Infrastructure Request for High Pressure Gas TPC Development Studies for the DUNE Near Detector

Antimatter in the universe is so negligible that our world exists long enough for intelligent life to evolve. But our knowledge says otherwise: By the book, all matter should have obliterated together with antimatter in equal parts. The only key to unlocking this puzzle comes from the behavioural difference between neutrinos and anti(matter-)neutrinos, which can be studied by accelerator-based neutrino experiments. With more powerful accelerators and sophisticated detectors, we are on the way to examining neutrino interactions with unprecedented precision. The Deep Underground Neutrino Experiment (DUNE) is the next-generation neutrino experiment in the US designed to look for the tiny asymmetry between neutrinos and antineutrinos and search rare events that originate from physics beyond the Standard Model of particle physics. DUNE will do this by measuring neutrino oscillations, a phenomenon where neutrinos change type on their way from their production at Fermilab to their detection by the Far Detector (FD) 1200 km away. The DUNE-UK project is the biggest DUNE contribution outside the US and will contribute significantly to the construction of the experiment. It currently focuses on the construction of the DUNE data acquisition (DAQ), FD, and the beamline. The FD modules are planned to be online from 2027, followed by the beams in 2030, and the near detector (ND) in 2032. The ND complex consists of a liquid argon TPC, a High Pressure gas Time Projection Chamber (HPgTPC) enclosed by a solenoid and a calorimeter, and an on-axis beam monitor. This complex is being designed to precisely characterise the neutrino beams and to study neutrino-nucleus interactions with unprecedented details so that the respective systematic errors contributing to the oscillation measurements are much better understood.
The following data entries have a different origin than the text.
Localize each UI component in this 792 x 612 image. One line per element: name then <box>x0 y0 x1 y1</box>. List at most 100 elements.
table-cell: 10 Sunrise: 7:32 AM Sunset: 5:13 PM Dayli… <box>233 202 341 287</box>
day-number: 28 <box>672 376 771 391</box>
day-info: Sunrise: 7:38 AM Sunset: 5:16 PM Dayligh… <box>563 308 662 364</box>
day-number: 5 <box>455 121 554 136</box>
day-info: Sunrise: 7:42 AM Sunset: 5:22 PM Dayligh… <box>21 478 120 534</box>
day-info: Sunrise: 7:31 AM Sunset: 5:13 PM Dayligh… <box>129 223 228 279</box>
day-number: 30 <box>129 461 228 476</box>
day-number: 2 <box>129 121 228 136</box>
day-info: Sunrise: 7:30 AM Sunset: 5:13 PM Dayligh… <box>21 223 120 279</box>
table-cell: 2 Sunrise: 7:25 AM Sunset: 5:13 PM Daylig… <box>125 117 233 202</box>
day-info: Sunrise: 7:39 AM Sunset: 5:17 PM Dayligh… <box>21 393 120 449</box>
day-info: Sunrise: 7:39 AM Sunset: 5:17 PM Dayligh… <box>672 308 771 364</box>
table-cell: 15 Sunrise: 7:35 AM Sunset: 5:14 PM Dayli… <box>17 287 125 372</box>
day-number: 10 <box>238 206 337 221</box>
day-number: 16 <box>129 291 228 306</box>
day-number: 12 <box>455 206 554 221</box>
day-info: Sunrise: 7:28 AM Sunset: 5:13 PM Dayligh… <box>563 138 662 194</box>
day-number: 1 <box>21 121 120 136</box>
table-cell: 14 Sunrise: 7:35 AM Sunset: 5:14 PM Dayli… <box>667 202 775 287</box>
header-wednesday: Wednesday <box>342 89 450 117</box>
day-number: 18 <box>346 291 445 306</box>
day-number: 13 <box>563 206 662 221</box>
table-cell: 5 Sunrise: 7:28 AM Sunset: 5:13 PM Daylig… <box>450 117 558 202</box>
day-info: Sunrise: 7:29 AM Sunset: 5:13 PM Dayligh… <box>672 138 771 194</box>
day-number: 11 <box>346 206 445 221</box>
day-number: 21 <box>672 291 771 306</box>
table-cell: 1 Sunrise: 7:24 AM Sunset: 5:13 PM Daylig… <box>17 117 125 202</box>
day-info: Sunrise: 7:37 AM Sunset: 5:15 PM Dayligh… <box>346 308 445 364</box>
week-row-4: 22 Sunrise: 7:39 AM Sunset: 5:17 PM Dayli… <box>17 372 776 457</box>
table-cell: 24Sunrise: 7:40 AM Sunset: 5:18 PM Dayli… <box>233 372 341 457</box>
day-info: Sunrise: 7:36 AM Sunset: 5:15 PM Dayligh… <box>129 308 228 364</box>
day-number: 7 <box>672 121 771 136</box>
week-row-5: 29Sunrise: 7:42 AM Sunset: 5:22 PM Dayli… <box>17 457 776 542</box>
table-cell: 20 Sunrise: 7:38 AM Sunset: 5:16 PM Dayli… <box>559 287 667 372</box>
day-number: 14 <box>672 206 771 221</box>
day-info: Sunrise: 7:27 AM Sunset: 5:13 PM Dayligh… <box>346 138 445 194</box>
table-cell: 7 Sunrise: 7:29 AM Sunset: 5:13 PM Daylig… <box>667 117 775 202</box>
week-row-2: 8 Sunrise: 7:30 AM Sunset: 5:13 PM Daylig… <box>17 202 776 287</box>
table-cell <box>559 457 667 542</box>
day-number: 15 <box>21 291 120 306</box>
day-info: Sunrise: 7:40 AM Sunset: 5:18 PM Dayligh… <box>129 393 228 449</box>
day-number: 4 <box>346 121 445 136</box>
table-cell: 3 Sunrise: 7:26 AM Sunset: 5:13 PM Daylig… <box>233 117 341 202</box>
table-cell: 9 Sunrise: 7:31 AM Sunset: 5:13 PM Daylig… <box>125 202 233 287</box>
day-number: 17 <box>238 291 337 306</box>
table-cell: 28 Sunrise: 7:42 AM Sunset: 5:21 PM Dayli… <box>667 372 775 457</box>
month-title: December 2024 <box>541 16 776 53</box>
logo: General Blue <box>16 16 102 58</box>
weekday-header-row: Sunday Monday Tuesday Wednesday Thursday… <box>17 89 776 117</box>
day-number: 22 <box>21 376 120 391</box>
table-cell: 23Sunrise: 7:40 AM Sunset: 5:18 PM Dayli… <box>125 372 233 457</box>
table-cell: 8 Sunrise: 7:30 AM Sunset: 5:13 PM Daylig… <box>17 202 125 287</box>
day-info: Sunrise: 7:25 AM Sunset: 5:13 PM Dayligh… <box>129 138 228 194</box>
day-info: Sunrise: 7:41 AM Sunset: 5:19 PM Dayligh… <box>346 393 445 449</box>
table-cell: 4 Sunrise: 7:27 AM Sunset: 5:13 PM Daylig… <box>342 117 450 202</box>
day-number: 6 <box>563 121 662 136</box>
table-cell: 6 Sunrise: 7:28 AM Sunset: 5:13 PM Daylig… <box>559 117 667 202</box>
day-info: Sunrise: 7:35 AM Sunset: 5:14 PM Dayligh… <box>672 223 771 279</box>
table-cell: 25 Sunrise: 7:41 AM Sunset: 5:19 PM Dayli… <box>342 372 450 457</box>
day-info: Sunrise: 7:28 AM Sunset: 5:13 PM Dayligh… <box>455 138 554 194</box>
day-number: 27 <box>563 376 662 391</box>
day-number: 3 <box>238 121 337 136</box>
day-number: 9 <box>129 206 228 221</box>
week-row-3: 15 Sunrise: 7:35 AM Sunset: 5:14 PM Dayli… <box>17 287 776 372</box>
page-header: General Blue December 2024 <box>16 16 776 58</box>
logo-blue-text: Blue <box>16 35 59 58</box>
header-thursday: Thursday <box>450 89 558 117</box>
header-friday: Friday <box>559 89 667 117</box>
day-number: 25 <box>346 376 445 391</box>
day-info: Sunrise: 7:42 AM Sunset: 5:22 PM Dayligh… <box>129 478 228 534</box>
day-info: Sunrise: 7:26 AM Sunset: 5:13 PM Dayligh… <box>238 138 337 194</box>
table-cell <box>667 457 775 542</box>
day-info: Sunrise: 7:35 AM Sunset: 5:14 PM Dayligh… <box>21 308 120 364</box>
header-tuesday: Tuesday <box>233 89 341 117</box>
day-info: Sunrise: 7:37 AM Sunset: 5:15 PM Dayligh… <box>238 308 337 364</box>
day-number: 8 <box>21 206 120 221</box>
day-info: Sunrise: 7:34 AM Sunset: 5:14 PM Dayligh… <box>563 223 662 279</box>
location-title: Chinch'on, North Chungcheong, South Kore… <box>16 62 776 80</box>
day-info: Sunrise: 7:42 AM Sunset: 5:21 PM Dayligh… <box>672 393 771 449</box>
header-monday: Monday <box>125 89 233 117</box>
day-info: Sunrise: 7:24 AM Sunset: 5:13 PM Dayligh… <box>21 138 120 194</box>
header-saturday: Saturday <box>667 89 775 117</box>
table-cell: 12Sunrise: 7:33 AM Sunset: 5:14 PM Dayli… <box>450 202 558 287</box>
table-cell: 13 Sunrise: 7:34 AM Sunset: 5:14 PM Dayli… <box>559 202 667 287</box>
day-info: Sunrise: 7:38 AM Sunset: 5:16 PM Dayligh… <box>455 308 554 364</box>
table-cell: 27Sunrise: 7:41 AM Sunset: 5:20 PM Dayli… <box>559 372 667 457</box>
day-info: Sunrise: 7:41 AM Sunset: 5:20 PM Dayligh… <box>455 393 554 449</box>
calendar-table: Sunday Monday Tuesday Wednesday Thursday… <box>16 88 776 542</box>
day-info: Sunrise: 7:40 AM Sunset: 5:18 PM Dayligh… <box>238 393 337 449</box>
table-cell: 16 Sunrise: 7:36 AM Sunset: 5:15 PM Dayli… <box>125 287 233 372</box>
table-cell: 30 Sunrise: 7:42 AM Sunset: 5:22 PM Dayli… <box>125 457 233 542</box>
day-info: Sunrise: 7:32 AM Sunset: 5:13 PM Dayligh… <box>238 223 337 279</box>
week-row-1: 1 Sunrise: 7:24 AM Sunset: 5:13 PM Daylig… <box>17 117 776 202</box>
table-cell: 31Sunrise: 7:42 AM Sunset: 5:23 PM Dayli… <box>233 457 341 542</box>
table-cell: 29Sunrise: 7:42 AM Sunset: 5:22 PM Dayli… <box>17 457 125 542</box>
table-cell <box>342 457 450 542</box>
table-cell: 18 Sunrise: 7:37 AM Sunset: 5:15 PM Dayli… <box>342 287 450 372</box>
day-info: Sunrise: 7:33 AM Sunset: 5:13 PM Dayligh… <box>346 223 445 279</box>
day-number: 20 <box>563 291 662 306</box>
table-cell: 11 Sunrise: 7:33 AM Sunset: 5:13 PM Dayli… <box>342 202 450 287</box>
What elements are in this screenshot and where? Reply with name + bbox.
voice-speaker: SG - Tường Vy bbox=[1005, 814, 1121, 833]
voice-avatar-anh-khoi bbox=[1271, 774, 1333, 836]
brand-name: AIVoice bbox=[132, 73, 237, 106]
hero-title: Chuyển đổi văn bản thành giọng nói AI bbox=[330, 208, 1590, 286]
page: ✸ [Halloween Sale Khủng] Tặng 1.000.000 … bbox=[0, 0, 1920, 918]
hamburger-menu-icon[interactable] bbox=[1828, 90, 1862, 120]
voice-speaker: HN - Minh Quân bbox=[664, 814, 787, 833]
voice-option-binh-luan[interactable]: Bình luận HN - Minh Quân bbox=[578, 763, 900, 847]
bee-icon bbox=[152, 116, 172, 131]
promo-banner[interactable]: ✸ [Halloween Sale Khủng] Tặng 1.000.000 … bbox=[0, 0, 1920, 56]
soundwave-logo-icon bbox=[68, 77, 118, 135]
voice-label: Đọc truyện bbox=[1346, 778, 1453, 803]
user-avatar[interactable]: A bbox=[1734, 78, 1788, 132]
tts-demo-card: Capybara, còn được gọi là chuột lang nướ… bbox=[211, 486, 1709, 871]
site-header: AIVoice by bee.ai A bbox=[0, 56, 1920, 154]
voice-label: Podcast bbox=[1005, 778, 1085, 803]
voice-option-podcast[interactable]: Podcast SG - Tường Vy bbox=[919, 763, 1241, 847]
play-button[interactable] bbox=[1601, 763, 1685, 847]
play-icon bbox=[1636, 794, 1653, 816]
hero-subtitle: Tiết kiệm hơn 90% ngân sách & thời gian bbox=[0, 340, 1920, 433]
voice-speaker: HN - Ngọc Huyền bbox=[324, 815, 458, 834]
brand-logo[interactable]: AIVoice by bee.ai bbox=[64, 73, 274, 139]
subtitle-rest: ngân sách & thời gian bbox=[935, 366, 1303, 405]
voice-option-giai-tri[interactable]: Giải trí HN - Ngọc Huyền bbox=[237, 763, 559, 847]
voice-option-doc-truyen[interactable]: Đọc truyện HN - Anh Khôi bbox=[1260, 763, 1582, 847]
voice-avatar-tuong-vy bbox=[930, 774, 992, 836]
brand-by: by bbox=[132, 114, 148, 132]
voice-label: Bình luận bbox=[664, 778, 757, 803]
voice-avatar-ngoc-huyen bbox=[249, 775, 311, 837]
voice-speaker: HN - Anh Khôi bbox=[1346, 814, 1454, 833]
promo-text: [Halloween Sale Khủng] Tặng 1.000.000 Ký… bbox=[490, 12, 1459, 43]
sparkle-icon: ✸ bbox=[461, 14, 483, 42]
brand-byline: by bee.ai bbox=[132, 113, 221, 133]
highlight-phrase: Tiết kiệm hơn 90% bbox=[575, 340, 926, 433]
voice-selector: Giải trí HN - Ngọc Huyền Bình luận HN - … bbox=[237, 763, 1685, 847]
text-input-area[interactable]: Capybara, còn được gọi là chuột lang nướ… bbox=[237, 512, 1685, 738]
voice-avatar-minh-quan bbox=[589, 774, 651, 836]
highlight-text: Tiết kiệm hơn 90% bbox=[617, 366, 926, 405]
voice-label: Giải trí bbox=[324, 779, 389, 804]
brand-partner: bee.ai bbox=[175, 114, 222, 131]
The HPgTPC of the DUNE ND, currently being designed, will be the ultimate detector to study neutrino interactions due to its very low detection threshold, full angular acceptance, and very large high-pressure gas volume providing a large target mass. Recently, the Conceptual Design Report has been published, and the Technical Design Report (TDR) is currently being prepared. While the US collaborators are leading the R&D in the magnet and mechanical designs of the HPgTPC, UK institutions are involved in gas studies, readout technology development, design of electronics and DAQ, and in a beam test of the readout chambers.

We propose to build an HPgTPC R&D Platform at the University of Warwick. It consists of three items of prototype equipment:
1. a HPgTPC,
2. a high-performance optical readout system, and
3. a laser-radioactive gas-calibration system.
While we are consolidating our leadership in the field of gas studies and readout technology development with the first two pieces of equipment, the proposed laser calibration system aims to provide a technical solution to the HPgTPC gas quality control that is considered a high priority for the TDR. The Platform in this proposal will provide the only local support for accelerator-neutrino gas TPC R&D in the UK. Capital funding for this proposal would represent a very timely push for further R&D into the HPgTPC concept in the UK and would complement well efforts to extend UK contributions to the DUNE Near Detector project.